Seul en scène, en jogging gris et t-shirt blanc, ses pieds sont comme vissés par terre, comme enracinés dans le plateau. Plante souple et agile, Yuming Hey se laisse osciller, balancer, se tord parfois, traversé qu’il est par les voix et les émotions des personnages du récit d’Olivia Rosenthal. Timbre androgyne aux infimes et infinies variations, visage qui attire autant qu’il rend la lumière, gestuelle parfois très lente, parfaitement maîtrisée, d’une impitoyable précision, le jeune acteur bientôt trentenaire fait ici preuve une nouvelle fois de son magnétisme scénique. Il porte pendant plus d’une heure le texte adapté et mis en scène par Mathieu Touzé autour de la maladie d’Alzheimer.

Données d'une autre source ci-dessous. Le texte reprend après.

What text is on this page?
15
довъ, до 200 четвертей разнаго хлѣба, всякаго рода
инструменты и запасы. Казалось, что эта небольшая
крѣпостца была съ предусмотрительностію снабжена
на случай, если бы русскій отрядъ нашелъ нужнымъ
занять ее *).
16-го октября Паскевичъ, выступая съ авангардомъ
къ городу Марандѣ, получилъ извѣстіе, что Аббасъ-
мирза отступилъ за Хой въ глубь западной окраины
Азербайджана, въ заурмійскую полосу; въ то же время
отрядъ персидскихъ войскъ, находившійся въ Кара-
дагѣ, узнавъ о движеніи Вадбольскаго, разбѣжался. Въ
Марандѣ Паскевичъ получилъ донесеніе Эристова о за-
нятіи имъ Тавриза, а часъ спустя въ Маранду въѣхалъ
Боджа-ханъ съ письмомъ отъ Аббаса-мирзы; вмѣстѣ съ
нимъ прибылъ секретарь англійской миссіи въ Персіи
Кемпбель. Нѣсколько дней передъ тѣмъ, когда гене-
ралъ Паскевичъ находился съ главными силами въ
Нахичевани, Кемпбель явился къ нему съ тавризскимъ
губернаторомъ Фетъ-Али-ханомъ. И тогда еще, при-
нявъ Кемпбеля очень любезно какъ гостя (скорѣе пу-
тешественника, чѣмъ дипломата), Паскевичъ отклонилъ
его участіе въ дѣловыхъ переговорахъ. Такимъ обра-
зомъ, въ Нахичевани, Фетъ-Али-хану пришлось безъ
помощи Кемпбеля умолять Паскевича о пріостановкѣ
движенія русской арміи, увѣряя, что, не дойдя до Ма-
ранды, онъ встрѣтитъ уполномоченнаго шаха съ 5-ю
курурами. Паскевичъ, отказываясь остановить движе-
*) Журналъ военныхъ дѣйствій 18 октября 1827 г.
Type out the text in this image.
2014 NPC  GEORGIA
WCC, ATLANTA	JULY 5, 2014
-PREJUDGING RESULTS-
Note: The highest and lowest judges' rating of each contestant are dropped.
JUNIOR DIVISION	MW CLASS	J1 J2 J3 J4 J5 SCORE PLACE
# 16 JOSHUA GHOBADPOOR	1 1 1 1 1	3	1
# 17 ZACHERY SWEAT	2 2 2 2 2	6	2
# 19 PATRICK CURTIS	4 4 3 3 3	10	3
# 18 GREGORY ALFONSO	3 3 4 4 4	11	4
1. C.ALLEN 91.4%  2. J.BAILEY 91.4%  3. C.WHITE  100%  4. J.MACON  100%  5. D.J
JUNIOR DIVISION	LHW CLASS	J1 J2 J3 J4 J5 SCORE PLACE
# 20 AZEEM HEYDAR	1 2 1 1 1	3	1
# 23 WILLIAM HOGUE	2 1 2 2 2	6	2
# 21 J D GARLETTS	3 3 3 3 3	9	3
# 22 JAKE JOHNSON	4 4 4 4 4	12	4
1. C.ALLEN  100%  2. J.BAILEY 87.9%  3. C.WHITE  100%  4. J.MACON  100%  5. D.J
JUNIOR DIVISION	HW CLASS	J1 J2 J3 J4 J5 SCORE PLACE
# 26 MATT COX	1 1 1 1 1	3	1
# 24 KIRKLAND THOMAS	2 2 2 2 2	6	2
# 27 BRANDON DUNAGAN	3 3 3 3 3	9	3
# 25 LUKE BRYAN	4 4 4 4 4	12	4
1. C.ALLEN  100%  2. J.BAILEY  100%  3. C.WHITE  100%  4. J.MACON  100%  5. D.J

Ou plus exactement l’histoire fictionnelle de Monsieur T. qui, un jour de juillet 2004, tue sa femme dans un accès de démence comme peut exceptionnellement en provoquer cette pathologie. Un récit qui constitue bien davantage qu’un fait divers, qui offre une véritable plongée dans l’univers d’une des maladies du siècle. Une plongée un peu scientifique, mais surtout humaine, les paroles de Monsieur T., de sa femme, de sa famille, de ses soignants et aidants s’entrecroisant pour dessiner la carte sensible d’une lente dégénérescence, qui concerne de plus en plus nos aînés et nous guette toutes et tous au bout de la route.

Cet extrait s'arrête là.